About 58% of the plot summaries portrayed the stepparent negatively; the other 42% contained no comments regarding the stepparent. While the number of movies with stepparents as characters is small, what struck Claxton-Oldfield was that “none represented the stepparents in a specifically positive manner.”
Even more troubling to him, 23% of the 34 stepfather plots portrayed them as physically or sexually abusive, as in “Freeway” (1996) and “Radio Flyer” (1992).
The stepmothers were often portrayed as murderous or abusive, he adds, in such movies as “A Promise to Carolyn” (1996) or “Sinderella and the Golden Bra” (1964).
Time and again, Claxton-Oldfield says, he found whenever the words stepfather or stepmother are used in a movie plot summary, “there is likely to be an element of stepparental wickedness--a bullying or sexually harassing stepfather or a murderous or destructive stepmother.
“For people who have never actually met a stepparent, their perceived reality of what a stepparent is like is probably going to come from what they see or hear about them,” Claxton-Oldfield says. “It seems likely that the way stepparents are portrayed in the movies reflects how people view them.”
True, says Constance Ahrons, director of USC’s Marriage and Family Therapy Program and author of “The Good Divorce” (HarperCollins, 1998, $14), who has researched divorce and blended families for many years.

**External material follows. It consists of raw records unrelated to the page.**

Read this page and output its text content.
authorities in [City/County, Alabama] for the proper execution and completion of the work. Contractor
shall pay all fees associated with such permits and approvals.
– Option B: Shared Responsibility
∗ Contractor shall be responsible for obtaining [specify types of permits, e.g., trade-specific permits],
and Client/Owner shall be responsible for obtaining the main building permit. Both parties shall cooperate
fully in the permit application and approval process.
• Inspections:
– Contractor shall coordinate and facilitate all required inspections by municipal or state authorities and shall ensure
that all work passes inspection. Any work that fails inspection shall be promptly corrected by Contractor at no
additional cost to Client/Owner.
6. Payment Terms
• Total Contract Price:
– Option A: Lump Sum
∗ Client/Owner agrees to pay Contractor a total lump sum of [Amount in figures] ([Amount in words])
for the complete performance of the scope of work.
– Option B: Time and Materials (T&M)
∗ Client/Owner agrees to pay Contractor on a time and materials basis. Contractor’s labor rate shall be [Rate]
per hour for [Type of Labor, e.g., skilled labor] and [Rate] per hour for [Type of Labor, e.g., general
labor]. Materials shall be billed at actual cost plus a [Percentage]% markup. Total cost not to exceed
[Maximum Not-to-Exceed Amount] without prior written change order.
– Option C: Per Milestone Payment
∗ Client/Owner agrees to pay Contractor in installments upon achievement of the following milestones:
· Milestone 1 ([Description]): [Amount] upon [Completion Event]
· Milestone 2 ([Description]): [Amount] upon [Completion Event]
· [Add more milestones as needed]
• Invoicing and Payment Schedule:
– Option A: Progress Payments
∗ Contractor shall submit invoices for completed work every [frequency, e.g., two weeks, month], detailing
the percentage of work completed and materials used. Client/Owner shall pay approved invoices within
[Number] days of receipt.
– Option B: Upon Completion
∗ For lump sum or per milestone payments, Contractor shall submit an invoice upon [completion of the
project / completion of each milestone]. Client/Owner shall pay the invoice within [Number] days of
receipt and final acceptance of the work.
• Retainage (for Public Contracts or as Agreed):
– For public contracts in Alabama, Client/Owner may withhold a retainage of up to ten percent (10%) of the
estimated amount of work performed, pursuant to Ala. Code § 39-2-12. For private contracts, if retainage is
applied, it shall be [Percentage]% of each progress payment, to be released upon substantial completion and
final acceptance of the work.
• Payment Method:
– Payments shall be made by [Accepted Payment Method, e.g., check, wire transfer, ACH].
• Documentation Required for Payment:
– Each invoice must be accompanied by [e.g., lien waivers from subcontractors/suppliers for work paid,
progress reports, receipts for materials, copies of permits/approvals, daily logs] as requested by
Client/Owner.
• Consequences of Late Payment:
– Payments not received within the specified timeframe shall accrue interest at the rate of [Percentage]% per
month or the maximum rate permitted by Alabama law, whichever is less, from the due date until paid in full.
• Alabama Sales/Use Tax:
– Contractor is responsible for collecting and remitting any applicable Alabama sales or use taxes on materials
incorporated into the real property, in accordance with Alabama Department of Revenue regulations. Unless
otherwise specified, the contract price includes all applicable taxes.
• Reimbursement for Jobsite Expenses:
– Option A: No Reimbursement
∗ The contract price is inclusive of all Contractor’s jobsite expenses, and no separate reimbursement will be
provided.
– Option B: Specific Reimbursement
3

She recalls a 10-year-old boy she saw in therapy, concerned about his father’s upcoming remarriage. “I don’t want a stepmother!” he told her. His concern, she later found out, was related to a movie he had seen whose cast included a wicked stepmother.
The stereotype, she says, is “terribly destructive for children. Before a stepparent even arrives on the scene, there’s a feeling that stepparents are bad.”
Claxton-Oldfield acknowledges that his study has limitations. Reading the summaries is not the same as viewing the entire movie. His search may have missed some movies that portrayed stepparents positively and did not mention the word “stepparent” in the plot summary.
He is conducting more research and already sees some signs that portrayals of stepparents may be slowly changing.
Finerman agrees. “Stepmom,” she says, bucks the trend. “We are trying to show stepparents can be a positive,” she says. In the movie, there’s plenty of tension between Jackie and Isabel, with gritted-teeth conversations about schedule mix-ups and child rearing issues. But slowly, the two women forge an unlikely friendship, spurred by Jackie’s failing health and her growing need to rely on Isabel to help out with the kids.
The movie tackles, among other issues, the fact that many stepparents have never been biological parents. “Isabel is really trying to learn parenting,” Finerman says. At one point, Isabel tells Jackie, “Listen, you must help me.” And Jackie reaches out.
Even if a film presents a less-than-glowing portrayal, parents can do damage control after seeing it, says therapist Ahrons. “Counteract the stereotype by being a good role model and speaking out against the stereotype to anyone who will listen.”